There’s no algorithm for trust, says MIT expert

Robo-advisors may have computing power on their side, but investors need something more

There’s no algorithm for trust, says MIT expert
Robo-advisors may present a threat to active managers who are finding it harder to justify high fees. But one expert still has his money on flesh-and-blood advisors based on one key advantage.

According to Robert Merton, distinguished professor of finance at the Massachusetts Institute of Technology (MIT) and winner of the Nobel Memorial Prize in Economic Sciences, programs using artificial intelligence (AI) do not have human advisors’ ability to gain people’s confidence.

“What you need to make technology work is to create trust,” Merton said in an interview with CNBC. “Technology doesn't create trust on its own.”

Merton explained that investors and clients see AI-based robo-advisors as black boxes, with no clarity on how they generate financial advice. “You have no idea what model ... You have no idea what data was being used," he said. For him, that gives human advisors a valuable opening.

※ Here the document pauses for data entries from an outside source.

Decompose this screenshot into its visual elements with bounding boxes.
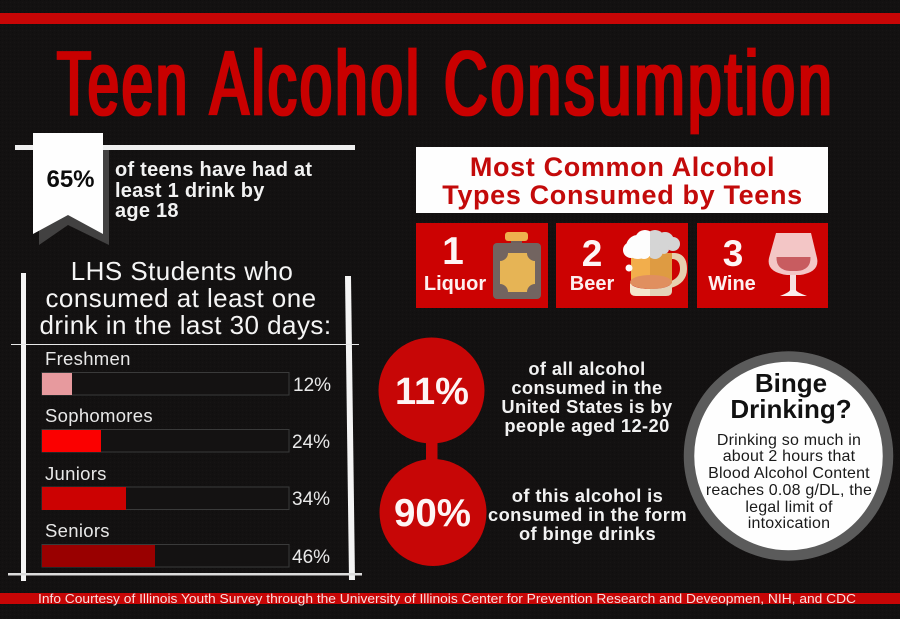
panel: 65% statistic — [15, 133, 355, 245]
bar: juniors: 34% — [292, 489, 330, 510]
bar: freshmen: 12% — [293, 375, 331, 396]
panel: liquor: Liquor — [424, 273, 486, 295]
chart heading: LHS Students who — [71, 256, 293, 286]
panel: LHS students bar chart — [8, 256, 362, 581]
title — [57, 34, 835, 134]
chart bottom rule — [8, 573, 362, 576]
90% description: consumed in the form — [488, 504, 687, 525]
bar: seniors: Seniors — [45, 520, 110, 541]
bar: seniors: 46% — [292, 547, 330, 568]
bar: sophomores: 24% — [292, 432, 330, 453]
binge definition: legal limit of — [745, 499, 833, 516]
circle: 90%: 90% — [394, 492, 471, 535]
panel: wine: 3 — [723, 233, 743, 274]
icon: ribbon — [33, 133, 103, 234]
circle: 11%: 11% — [395, 371, 469, 413]
binge definition: reaches 0.08 g/DL, the — [706, 482, 872, 499]
binge definition: Drinking so much in — [717, 432, 861, 449]
connector — [426, 430, 438, 470]
panel: beer — [556, 223, 688, 308]
panel: binge drinking definition — [689, 356, 888, 556]
bar: juniors: Juniors — [45, 463, 107, 484]
panel: most common alcohol types heading: Types Consumed by Teens — [442, 180, 803, 210]
icon: wine glass — [769, 233, 817, 296]
bar: sophomores — [42, 405, 330, 453]
65% description: of teens have had at — [115, 159, 312, 181]
65% description: least 1 drink by — [115, 180, 265, 202]
panel: beer: 2 — [582, 233, 602, 274]
bar: seniors — [42, 520, 330, 568]
chart heading: consumed at least one — [45, 283, 317, 313]
bar: juniors — [42, 463, 330, 510]
bar: freshmen — [42, 348, 331, 396]
panel: most common alcohol types heading — [416, 147, 828, 213]
65% value: 65% — [46, 166, 95, 193]
panel: 11% and 90% statistics — [378, 338, 687, 566]
heading rule — [11, 344, 359, 345]
right bracket — [345, 276, 355, 580]
binge heading: Binge — [755, 368, 827, 398]
left bracket — [21, 273, 26, 581]
11% description: of all alcohol — [528, 358, 646, 379]
panel: most common alcohol types heading: Most Common Alcohol — [470, 152, 775, 182]
binge definition: intoxication — [748, 515, 830, 532]
title: Alcohol — [210, 34, 422, 134]
bar: sophomores: Sophomores — [45, 405, 153, 426]
panel: liquor: 1 — [442, 230, 464, 273]
top red bar — [0, 13, 900, 24]
icon: ribbon shadow — [39, 150, 109, 245]
65% description: age 18 — [115, 200, 179, 222]
90% description: of binge drinks — [519, 523, 656, 544]
chart heading: drink in the last 30 days: — [39, 310, 332, 340]
90% description: of this alcohol is — [512, 485, 663, 506]
binge definition: about 2 hours that — [723, 448, 856, 465]
panel: liquor — [416, 223, 548, 308]
circle: 90% — [380, 459, 486, 566]
panel: wine: Wine — [708, 273, 756, 295]
footer bar: Info Courtesy of Illinois Youth Survey through the University of Illinois Center for Prevention Research and Deveopmen, NIH, and CDC — [38, 592, 856, 606]
icon: beer mug — [623, 230, 687, 296]
bar: freshmen: Freshmen — [45, 348, 131, 369]
panel: beer: Beer — [570, 273, 614, 295]
circle: 11% — [378, 338, 484, 444]
panel: wine — [697, 223, 828, 308]
11% description: consumed in the — [511, 377, 663, 398]
11% description: people aged 12-20 — [504, 415, 670, 436]
binge definition: Blood Alcohol Content — [708, 465, 870, 482]
divider line — [15, 145, 355, 150]
binge heading: Drinking? — [730, 394, 852, 424]
icon: liquor flask — [493, 232, 541, 299]
title: Teen — [57, 34, 190, 134]
11% description: United States is by — [501, 396, 673, 417]
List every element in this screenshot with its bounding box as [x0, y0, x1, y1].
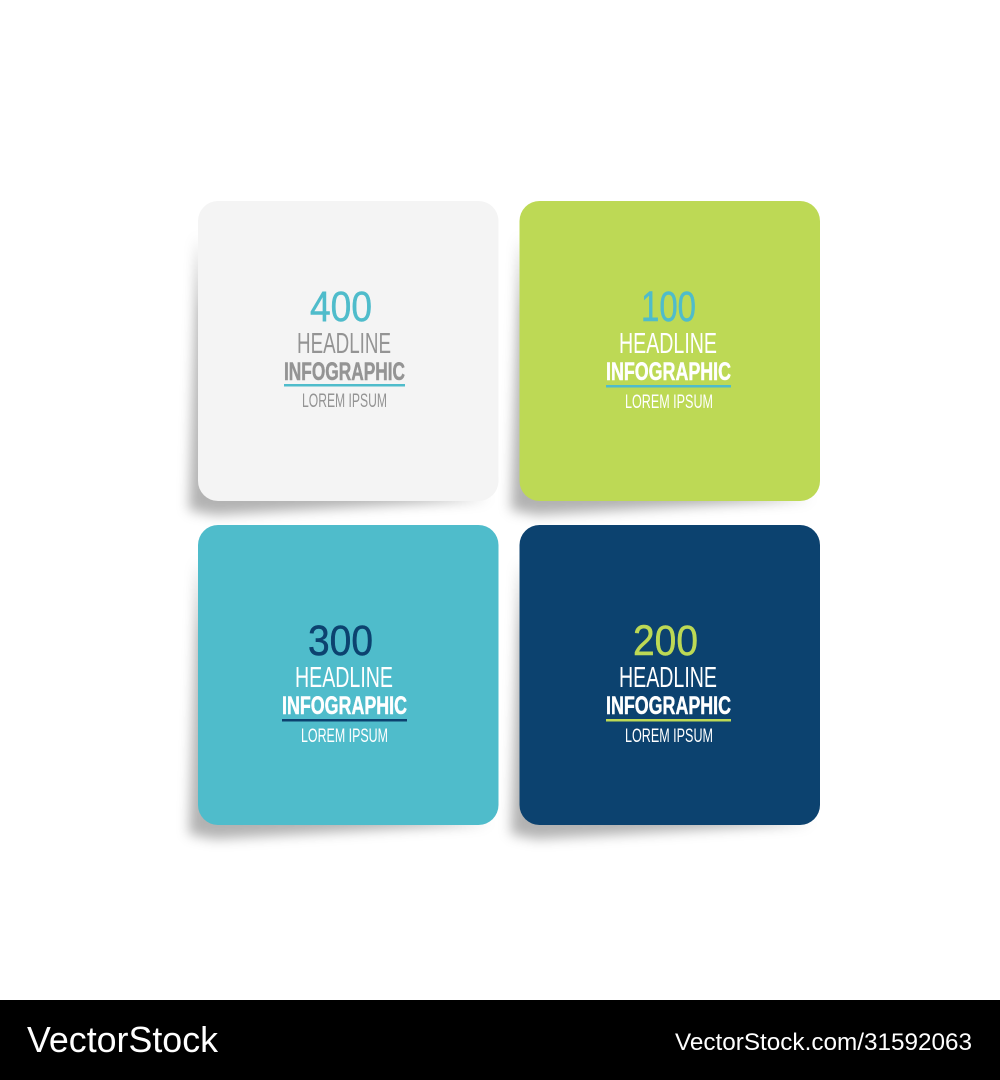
panel: card 300	[189, 525, 498, 839]
card 400 number: 400	[310, 283, 372, 331]
card 300 caption: LOREM IPSUM	[301, 726, 388, 747]
card 100 background	[520, 201, 820, 501]
watermark image id: VectorStock.com/31592063	[675, 1029, 972, 1056]
watermark bar	[0, 1000, 1000, 1080]
watermark logo text: VectorStock	[27, 1019, 219, 1060]
card 400 headline: HEADLINE	[297, 328, 391, 360]
card 200 subtitle: INFOGRAPHIC	[606, 692, 731, 720]
card 400 underline	[284, 384, 405, 386]
panel: card 200	[511, 525, 820, 839]
card 100 headline: HEADLINE	[619, 328, 717, 360]
panel: card 400	[189, 201, 498, 515]
card 100 subtitle: INFOGRAPHIC	[606, 358, 731, 386]
card 200 caption: LOREM IPSUM	[625, 726, 713, 747]
card 400 caption: LOREM IPSUM	[302, 391, 387, 412]
card 100 caption: LOREM IPSUM	[625, 392, 713, 413]
card 400 background	[198, 201, 498, 501]
card 300 background	[198, 525, 498, 825]
card 400 subtitle: INFOGRAPHIC	[284, 358, 405, 386]
card 200 shadow	[511, 559, 812, 839]
panel: card 100	[511, 201, 820, 515]
card 200 background	[520, 525, 820, 825]
card 100 underline	[606, 385, 731, 388]
card 300 number: 300	[308, 617, 373, 665]
card 100 shadow	[511, 235, 812, 515]
card 200 headline: HEADLINE	[619, 662, 717, 694]
card 200 number: 200	[633, 617, 698, 665]
card 300 shadow	[189, 559, 490, 839]
card 300 headline: HEADLINE	[295, 662, 393, 694]
card 300 subtitle: INFOGRAPHIC	[282, 692, 407, 720]
card 100 number: 100	[641, 283, 696, 331]
card 400 shadow	[189, 235, 490, 515]
card 200 underline	[606, 719, 731, 722]
card 300 underline	[282, 719, 407, 722]
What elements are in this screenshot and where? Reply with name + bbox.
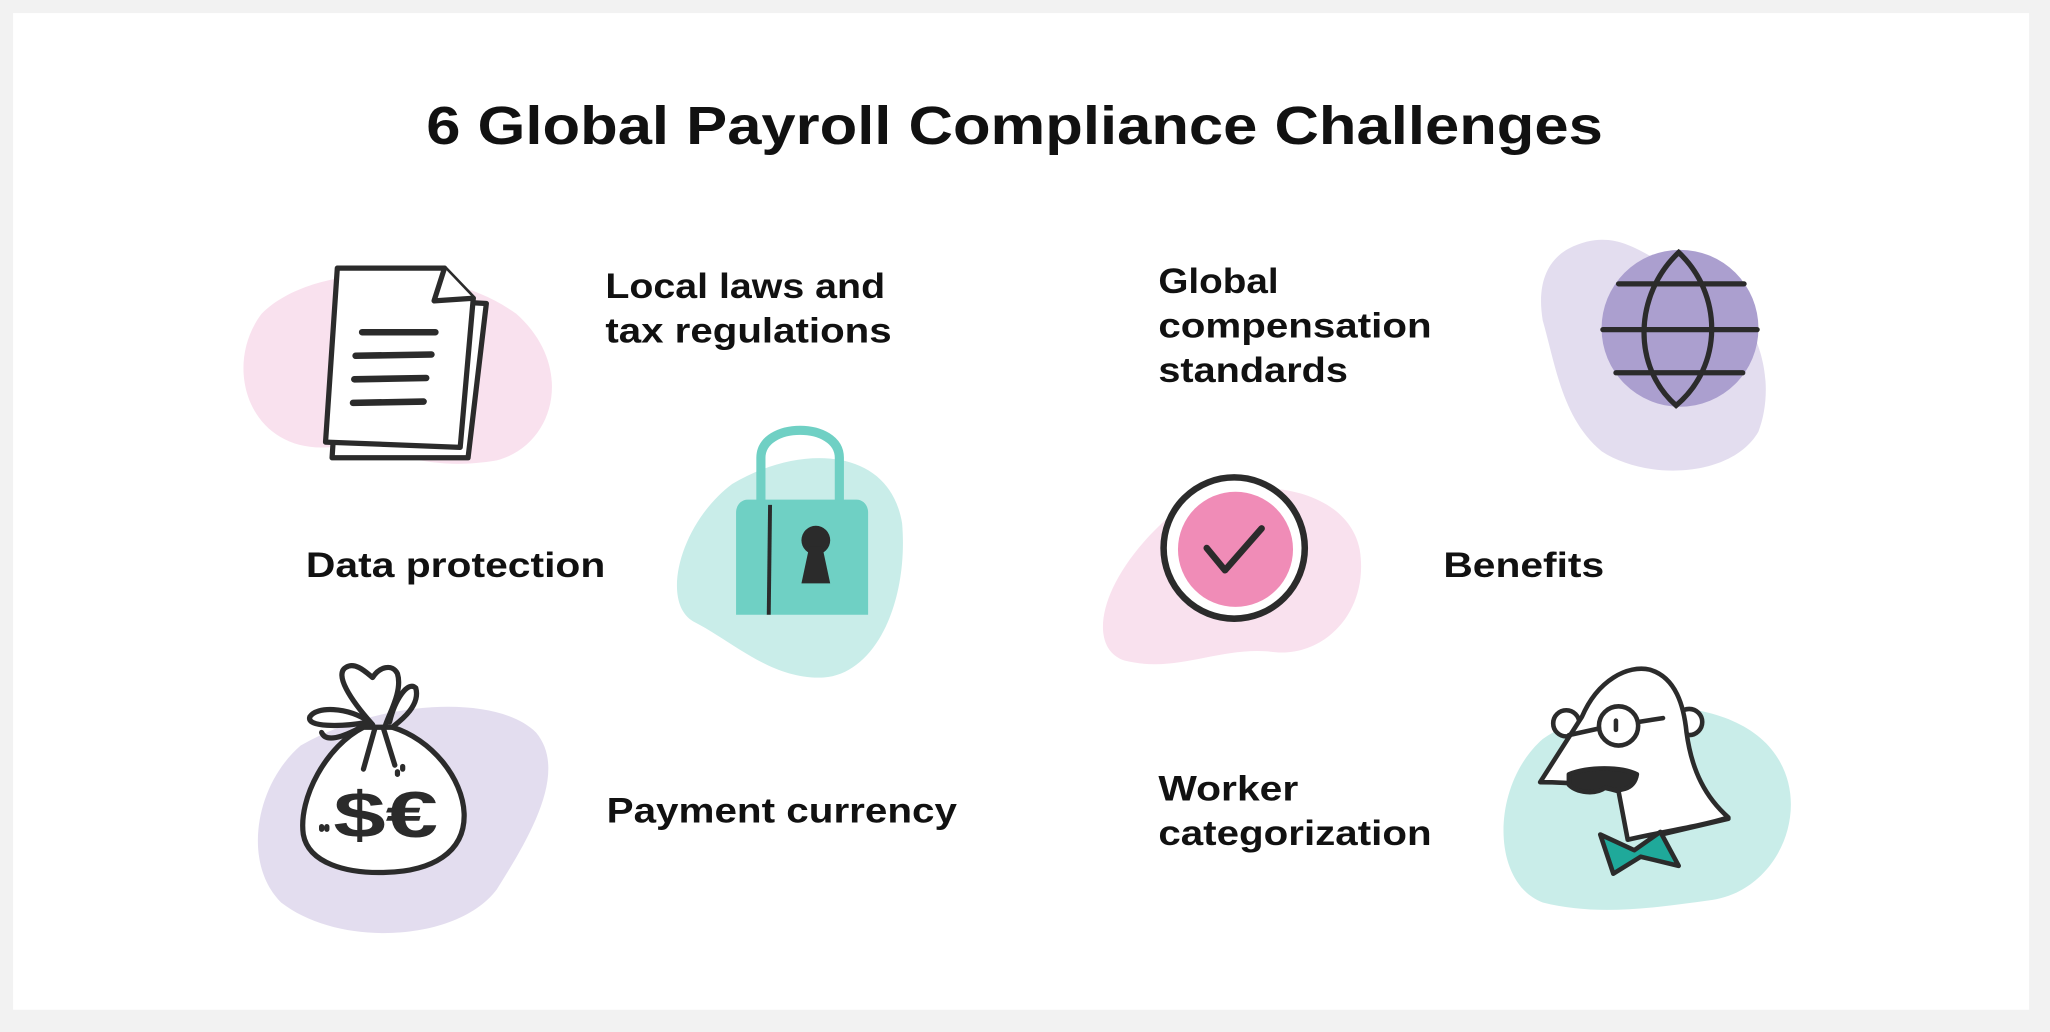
item: local laws <box>243 267 892 464</box>
item: worker categorization: categorization <box>1158 814 1432 853</box>
icon: globe <box>1602 250 1758 407</box>
blob lavender <box>258 707 548 933</box>
blob lavender <box>1541 240 1766 471</box>
item: worker categorization <box>1158 669 1791 910</box>
text: Worker <box>1158 769 1299 808</box>
blob teal <box>1504 707 1791 910</box>
blob teal <box>677 458 903 678</box>
item: data protection <box>306 430 903 678</box>
text: Payment currency <box>607 792 957 831</box>
item: global compensation: standards <box>1158 351 1348 390</box>
item: global compensation <box>1158 240 1766 471</box>
item: global compensation: compensation <box>1158 306 1432 345</box>
text: Local laws and <box>605 267 885 306</box>
item: payment currency: $€ <box>333 778 438 851</box>
blob pink <box>243 275 552 464</box>
title: 6 Global Payroll Compliance Challenges <box>426 96 1603 156</box>
item: payment currency <box>258 666 957 933</box>
icon: document <box>326 268 486 458</box>
text: Data protection <box>306 546 605 585</box>
blob pink <box>1103 488 1361 664</box>
icon: money bag <box>303 666 464 873</box>
item: benefits <box>1103 477 1604 664</box>
text: Benefits <box>1443 546 1604 585</box>
icon: man <box>1540 669 1728 874</box>
icon: lock <box>761 430 839 502</box>
text: Global <box>1158 262 1279 301</box>
icon: check circle <box>1164 477 1305 619</box>
item: local laws: tax regulations <box>605 312 892 351</box>
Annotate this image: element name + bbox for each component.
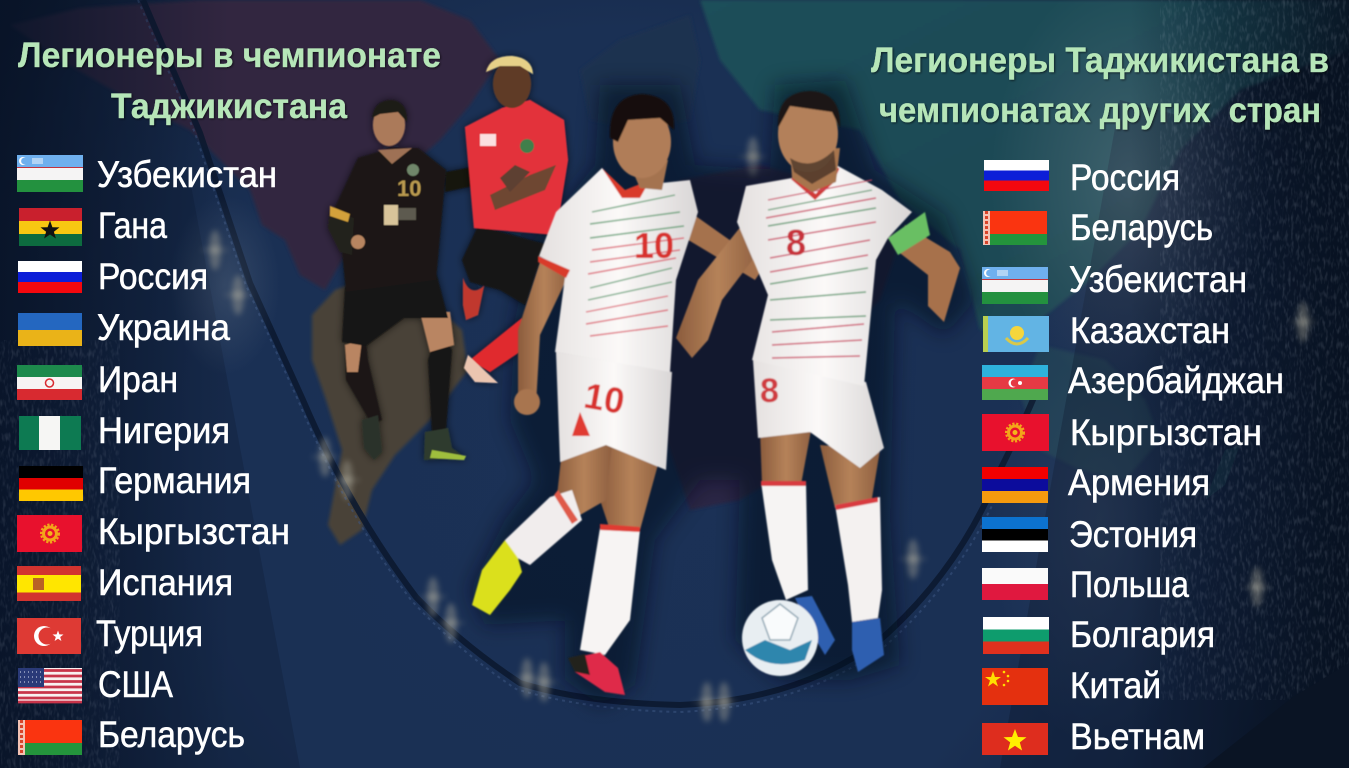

The black-box nature of robo-advisors, coupled with the massive number of AI models available, also makes it harder for investors to distinguish which ones are reliable and which aren’t. More often than not, Merton said, bad models in finance are discovered when “it’s too late.”

Incorporating fintech is becoming more important for wealth management firms, but doing so doesn’t mean they’re ceding any credibility to their digital counterparts. As Merton points out, investors and clients often judge technology not based on its own merits, but based on other people who vouch for it. “If I certify the technology or robo I'm using for you, you're trusting me, not the machine,” he said.